Le Sénégal mise sur l’espace pour s’imposer comme puissance technologique en Afrique
Dakar accueille la première édition de la Sénégal Space Week, un événement ambitieux porté par l’Agence sénégalaise d’études spatiales (ASES). L’objectif affiché est clair : transformer le pays en un centre névralgique du spatial et de l’innovation technologique sur le continent. Cette initiative rassemble institutions publiques, industriels, chercheurs et partenaires internationaux autour des opportunités offertes par les technologies spatiales. Un tournant stratégique qui s’appuie sur le lancement en 2023 de GaindeSAT-1A, premier satellite sénégalais développé en collaboration avec des compétences locales.
Le spatial au service de la souveraineté et du développement national
Pour les autorités sénégalaises, le secteur spatial représente bien plus qu’un simple domaine d’expertise : il incarne un pilier de souveraineté technologique et un levier de croissance économique. Les applications envisagées couvrent des enjeux majeurs pour le pays, notamment l’observation terrestre pour la surveillance des ressources naturelles, les télécommunications pour les zones rurales, ou encore la gestion des risques climatiques. En développant ses propres capacités, Dakar cherche à s’affranchir de sa dépendance vis-à-vis des données satellitaires et des services de géolocalisation étrangers, souvent coûteux et moins adaptés aux réalités locales.
Cette démarche s’inscrit dans une dynamique continentale où une vingtaine de pays africains ont désormais lancé leur propre programme spatial. L’Agence spatiale africaine, basée au Caire, a été officiellement lancée en 2023, marquant une étape clé pour la coopération régionale. Le Sénégal, bien que tardif dans la course, mise sur une approche pragmatique : privilégier les nanosatellites, l’exploitation des données et la formation de talents locaux plutôt que de se lancer dans une industrie spatiale lourde, coûteuse et complexe à maîtriser.
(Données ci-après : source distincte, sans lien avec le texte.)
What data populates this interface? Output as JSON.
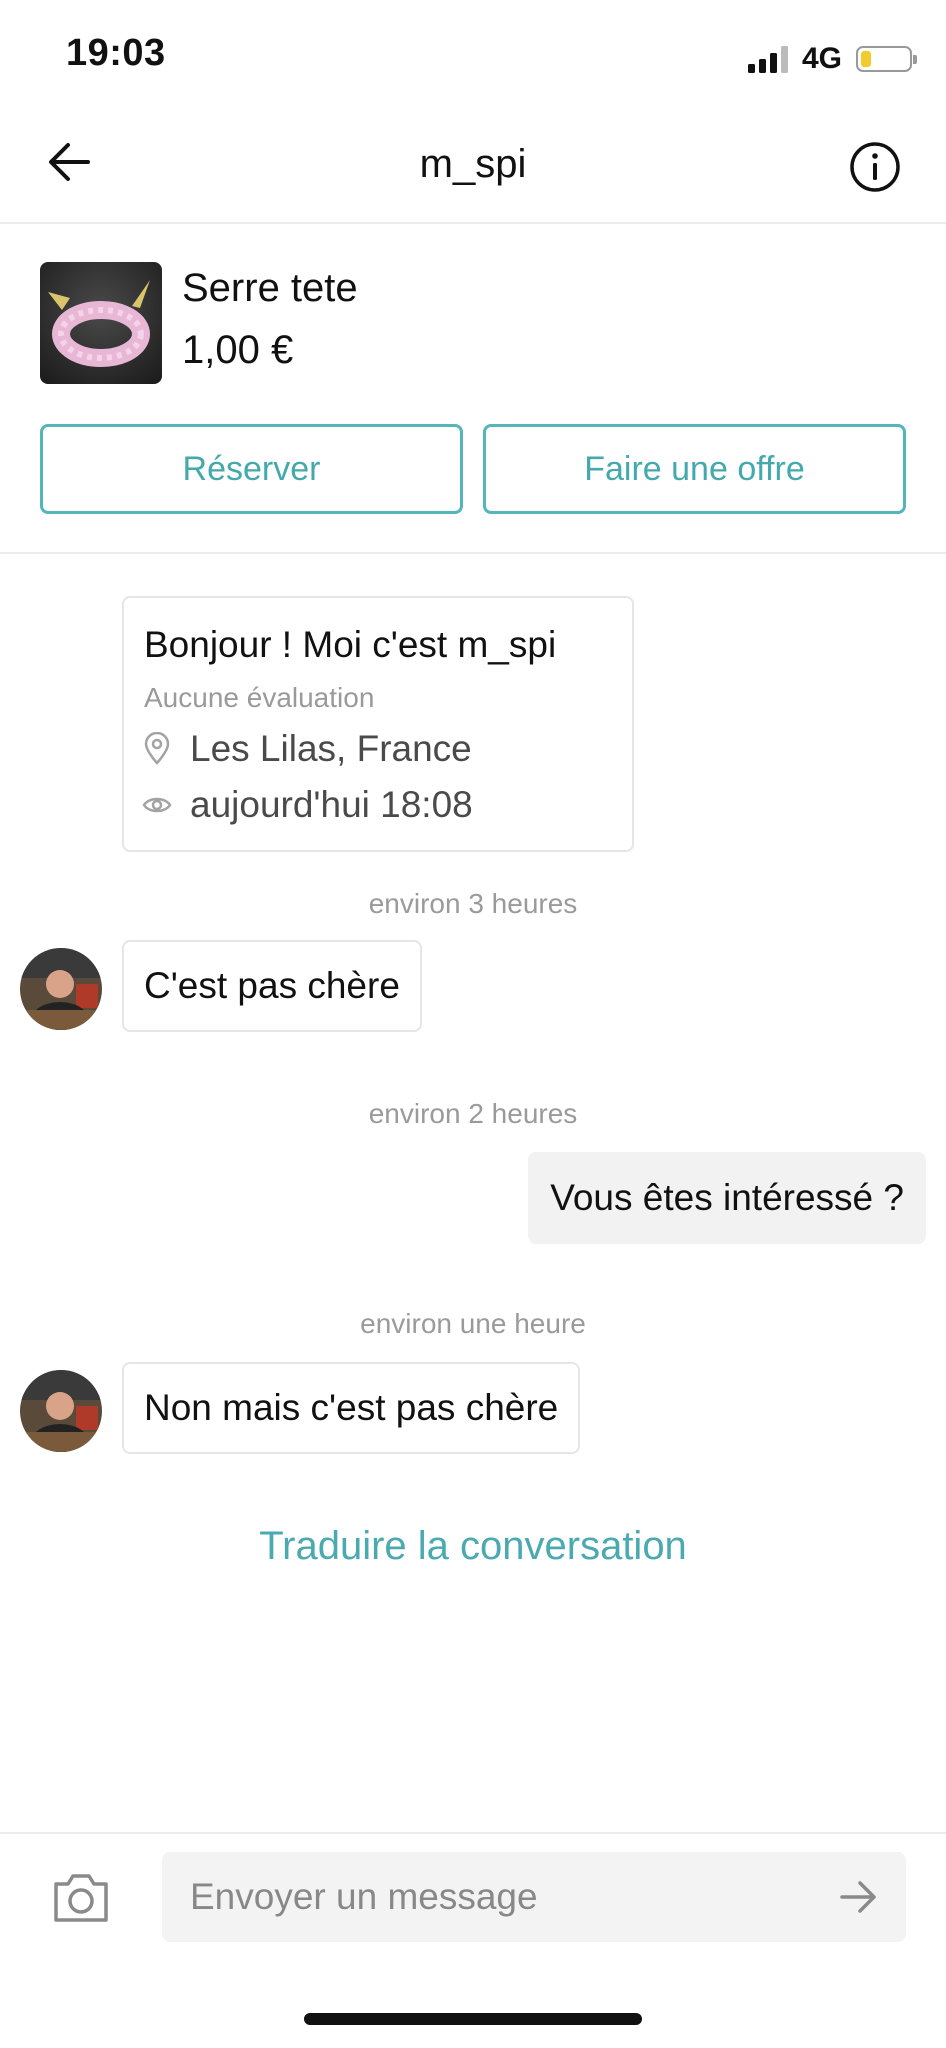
{
  "status_bar": {
    "time": "19:03",
    "network": "4G"
  },
  "header": {
    "title": "m_spi",
    "back_icon": "arrow-left-icon",
    "info_icon": "info-circle-icon"
  },
  "product": {
    "title": "Serre tete",
    "price": "1,00 €",
    "reserve_label": "Réserver",
    "offer_label": "Faire une offre"
  },
  "profile_card": {
    "greeting": "Bonjour ! Moi c'est m_spi",
    "rating": "Aucune évaluation",
    "location": "Les Lilas, France",
    "last_seen": "aujourd'hui 18:08"
  },
  "messages": [
    {
      "timestamp": "environ 3 heures",
      "direction": "in",
      "text": "C'est pas chère"
    },
    {
      "timestamp": "environ 2 heures",
      "direction": "out",
      "text": "Vous êtes intéressé ?"
    },
    {
      "timestamp": "environ une heure",
      "direction": "in",
      "text": "Non mais c'est pas chère"
    }
  ],
  "translate_link": "Traduire la conversation",
  "composer": {
    "placeholder": "Envoyer un message",
    "camera_icon": "camera-icon",
    "send_icon": "send-arrow-icon"
  },
  "colors": {
    "accent": "#54b6ba",
    "accent_text": "#44a9ad",
    "muted_text": "#9a9a9a",
    "outgoing_bubble": "#f2f2f2"
  }
}
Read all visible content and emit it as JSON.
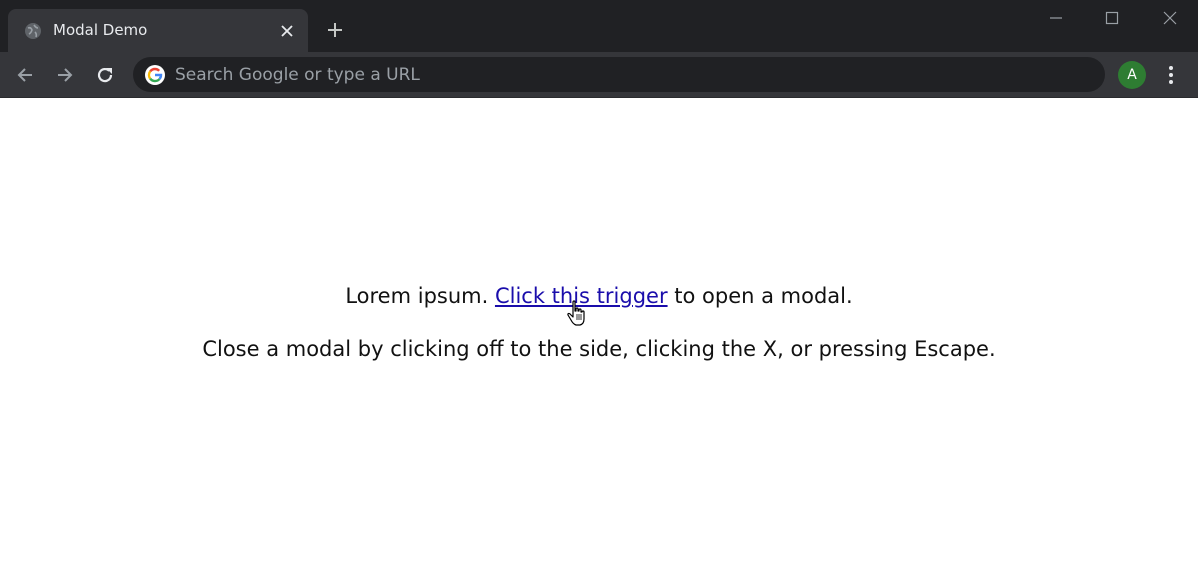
{
  "browser": {
    "tab": {
      "title": "Modal Demo"
    },
    "omnibox": {
      "placeholder": "Search Google or type a URL"
    },
    "avatar": {
      "initial": "A",
      "color": "#2e7d32"
    }
  },
  "page": {
    "line1": {
      "before": "Lorem ipsum. ",
      "link": "Click this trigger",
      "after": " to open a modal."
    },
    "line2": "Close a modal by clicking off to the side, clicking the X, or pressing Escape."
  },
  "colors": {
    "link": "#1a0dab",
    "chrome_dark": "#202124",
    "chrome_toolbar": "#35363a"
  },
  "icons": {
    "tab_favicon": "globe-icon",
    "tab_close": "close-icon",
    "new_tab": "plus-icon",
    "back": "arrow-left-icon",
    "forward": "arrow-right-icon",
    "reload": "reload-icon",
    "search_engine": "google-icon",
    "menu": "kebab-menu-icon",
    "pointer": "hand-pointer-icon"
  }
}
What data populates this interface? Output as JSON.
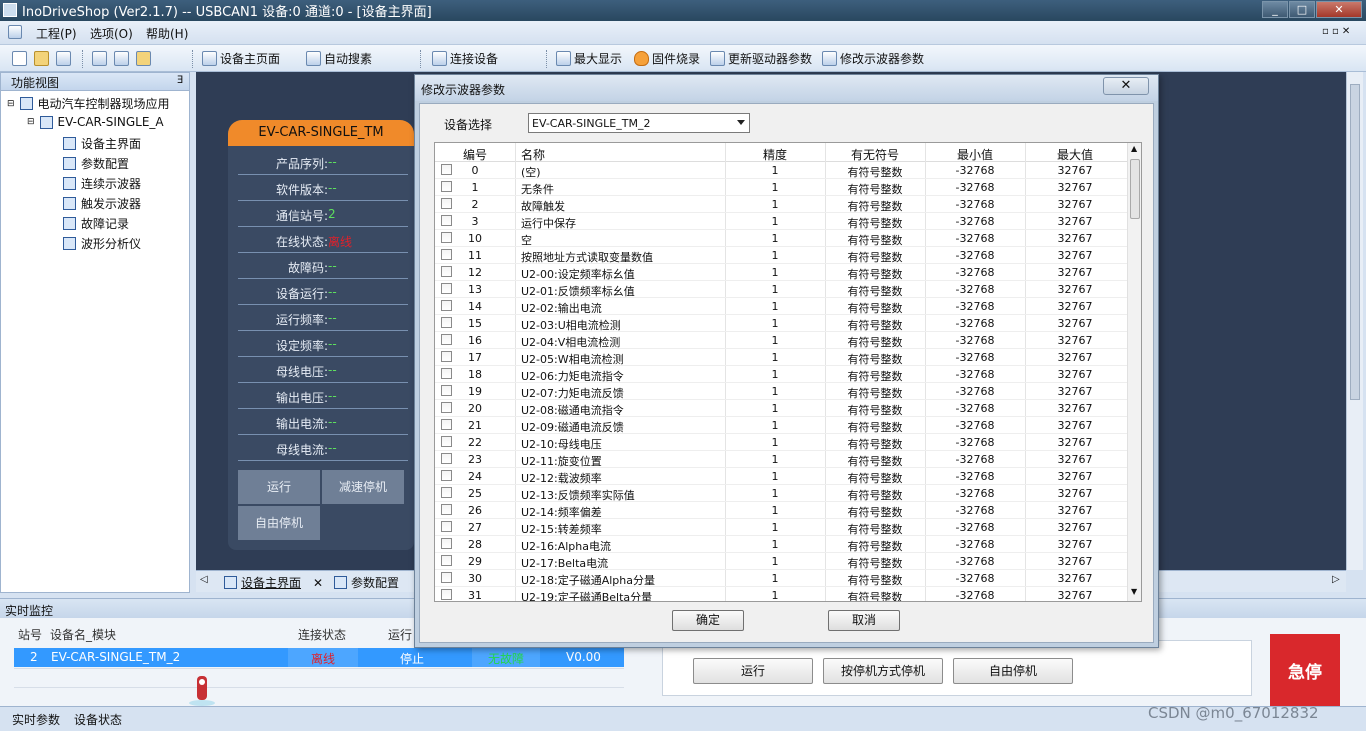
{
  "window": {
    "title": "InoDriveShop (Ver2.1.7) -- USBCAN1 设备:0 通道:0 - [设备主界面]",
    "controls": [
      "_",
      "□",
      "✕"
    ]
  },
  "menu": {
    "items": [
      "工程(P)",
      "选项(O)",
      "帮助(H)"
    ]
  },
  "toolbar": {
    "home": "设备主页面",
    "search": "自动搜素",
    "connect": "连接设备",
    "maximize": "最大显示",
    "firmware": "固件烧录",
    "update_driver": "更新驱动器参数",
    "scope_params": "修改示波器参数"
  },
  "left_panel": {
    "header": "功能视图",
    "root": "电动汽车控制器现场应用",
    "device": "EV-CAR-SINGLE_A",
    "items": [
      "设备主界面",
      "参数配置",
      "连续示波器",
      "触发示波器",
      "故障记录",
      "波形分析仪"
    ]
  },
  "device_card": {
    "title": "EV-CAR-SINGLE_TM",
    "props": [
      {
        "label": "产品序列:",
        "value": "--"
      },
      {
        "label": "软件版本:",
        "value": "--"
      },
      {
        "label": "通信站号:",
        "value": "2"
      },
      {
        "label": "在线状态:",
        "value": "离线"
      },
      {
        "label": "故障码:",
        "value": "--"
      },
      {
        "label": "设备运行:",
        "value": "--"
      },
      {
        "label": "运行频率:",
        "value": "--"
      },
      {
        "label": "设定频率:",
        "value": "--"
      },
      {
        "label": "母线电压:",
        "value": "--"
      },
      {
        "label": "输出电压:",
        "value": "--"
      },
      {
        "label": "输出电流:",
        "value": "--"
      },
      {
        "label": "母线电流:",
        "value": "--"
      }
    ],
    "buttons": {
      "run": "运行",
      "decel_stop": "减速停机",
      "free_stop": "自由停机"
    }
  },
  "tabs": {
    "main": "设备主界面",
    "params": "参数配置"
  },
  "monitor": {
    "header": "实时监控",
    "columns": [
      "站号",
      "设备名_模块",
      "连接状态",
      "运行"
    ],
    "row": {
      "station": "2",
      "name": "EV-CAR-SINGLE_TM_2",
      "conn": "离线",
      "run": "停止",
      "fault": "无故障",
      "version": "V0.00"
    },
    "controls": {
      "run": "运行",
      "stop_mode": "按停机方式停机",
      "free_stop": "自由停机",
      "estop": "急停"
    }
  },
  "bottom_tabs": [
    "实时参数",
    "设备状态"
  ],
  "watermark": "CSDN @m0_67012832",
  "colors": {
    "accent_orange": "#f08a2a",
    "status_red": "#e0202a",
    "selection_blue": "#3399ff",
    "value_green": "#5ee05e"
  },
  "dialog": {
    "title": "修改示波器参数",
    "close": "✕",
    "device_select_label": "设备选择",
    "device_selected": "EV-CAR-SINGLE_TM_2",
    "headers": [
      "编号",
      "名称",
      "精度",
      "有无符号",
      "最小值",
      "最大值"
    ],
    "rows": [
      [
        "0",
        "(空)",
        "1",
        "有符号整数",
        "-32768",
        "32767"
      ],
      [
        "1",
        "无条件",
        "1",
        "有符号整数",
        "-32768",
        "32767"
      ],
      [
        "2",
        "故障触发",
        "1",
        "有符号整数",
        "-32768",
        "32767"
      ],
      [
        "3",
        "运行中保存",
        "1",
        "有符号整数",
        "-32768",
        "32767"
      ],
      [
        "10",
        "空",
        "1",
        "有符号整数",
        "-32768",
        "32767"
      ],
      [
        "11",
        "按照地址方式读取变量数值",
        "1",
        "有符号整数",
        "-32768",
        "32767"
      ],
      [
        "12",
        "U2-00:设定频率标幺值",
        "1",
        "有符号整数",
        "-32768",
        "32767"
      ],
      [
        "13",
        "U2-01:反馈频率标幺值",
        "1",
        "有符号整数",
        "-32768",
        "32767"
      ],
      [
        "14",
        "U2-02:输出电流",
        "1",
        "有符号整数",
        "-32768",
        "32767"
      ],
      [
        "15",
        "U2-03:U相电流检测",
        "1",
        "有符号整数",
        "-32768",
        "32767"
      ],
      [
        "16",
        "U2-04:V相电流检测",
        "1",
        "有符号整数",
        "-32768",
        "32767"
      ],
      [
        "17",
        "U2-05:W相电流检测",
        "1",
        "有符号整数",
        "-32768",
        "32767"
      ],
      [
        "18",
        "U2-06:力矩电流指令",
        "1",
        "有符号整数",
        "-32768",
        "32767"
      ],
      [
        "19",
        "U2-07:力矩电流反馈",
        "1",
        "有符号整数",
        "-32768",
        "32767"
      ],
      [
        "20",
        "U2-08:磁通电流指令",
        "1",
        "有符号整数",
        "-32768",
        "32767"
      ],
      [
        "21",
        "U2-09:磁通电流反馈",
        "1",
        "有符号整数",
        "-32768",
        "32767"
      ],
      [
        "22",
        "U2-10:母线电压",
        "1",
        "有符号整数",
        "-32768",
        "32767"
      ],
      [
        "23",
        "U2-11:旋变位置",
        "1",
        "有符号整数",
        "-32768",
        "32767"
      ],
      [
        "24",
        "U2-12:载波频率",
        "1",
        "有符号整数",
        "-32768",
        "32767"
      ],
      [
        "25",
        "U2-13:反馈频率实际值",
        "1",
        "有符号整数",
        "-32768",
        "32767"
      ],
      [
        "26",
        "U2-14:频率偏差",
        "1",
        "有符号整数",
        "-32768",
        "32767"
      ],
      [
        "27",
        "U2-15:转差频率",
        "1",
        "有符号整数",
        "-32768",
        "32767"
      ],
      [
        "28",
        "U2-16:Alpha电流",
        "1",
        "有符号整数",
        "-32768",
        "32767"
      ],
      [
        "29",
        "U2-17:Belta电流",
        "1",
        "有符号整数",
        "-32768",
        "32767"
      ],
      [
        "30",
        "U2-18:定子磁通Alpha分量",
        "1",
        "有符号整数",
        "-32768",
        "32767"
      ],
      [
        "31",
        "U2-19:定子磁通Belta分量",
        "1",
        "有符号整数",
        "-32768",
        "32767"
      ]
    ],
    "ok": "确定",
    "cancel": "取消"
  }
}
Former les talents de demain et attirer les investissements
La Sénégal Space Week place la formation au cœur de sa stratégie. Les universités locales, comme l’université Cheikh Anta Diop de Dakar ou l’École polytechnique de Thiès, développent des cursus spécialisés en technologies spatiales. L’enjeu est de constituer une génération d’ingénieurs sénégalais capables de concevoir, gérer et exploiter des systèmes orbitaux. Plusieurs partenariats avec des agences étrangères, notamment en Turquie et en France, apportent un soutien technique et académique essentiel pour monter en compétence.
Parallèlement, l’événement vise à séduire les investisseurs privés. Des rencontres sont organisées avec des fonds d’investissement et des entreprises spécialisées dans les services satellitaires. Le marché africain du spatial, estimé à plus de 22 milliards de dollars d’ici 2026, est en pleine expansion, tiré par la demande en connectivité, en données géospatiales et en solutions climatiques. Le Sénégal entend jouer un rôle clé en se positionnant comme une plateforme régionale, connectant les marchés d’Afrique de l’Ouest aux routes maritimes atlantiques.
Un défi face à une concurrence régionale bien établie
Malgré ses ambitions, le Sénégal doit composer avec des concurrents déjà bien implantés. Le Nigeria, l’Afrique du Sud, l’Égypte et le Maroc disposent d’agences spatiales matures, de satellites opérationnels et d’écosystèmes industriels avancés. Même des pays comme le Rwanda ont signé des accords majeurs avec des acteurs globaux comme OneWeb et SpaceX pour développer des constellations de satellites dédiées à la connectivité. Face à ces géants, Dakar mise sur sa stabilité politique, son usage du français et son ancrage dans la CEDEAO pour offrir un environnement attractif aux investisseurs internationaux.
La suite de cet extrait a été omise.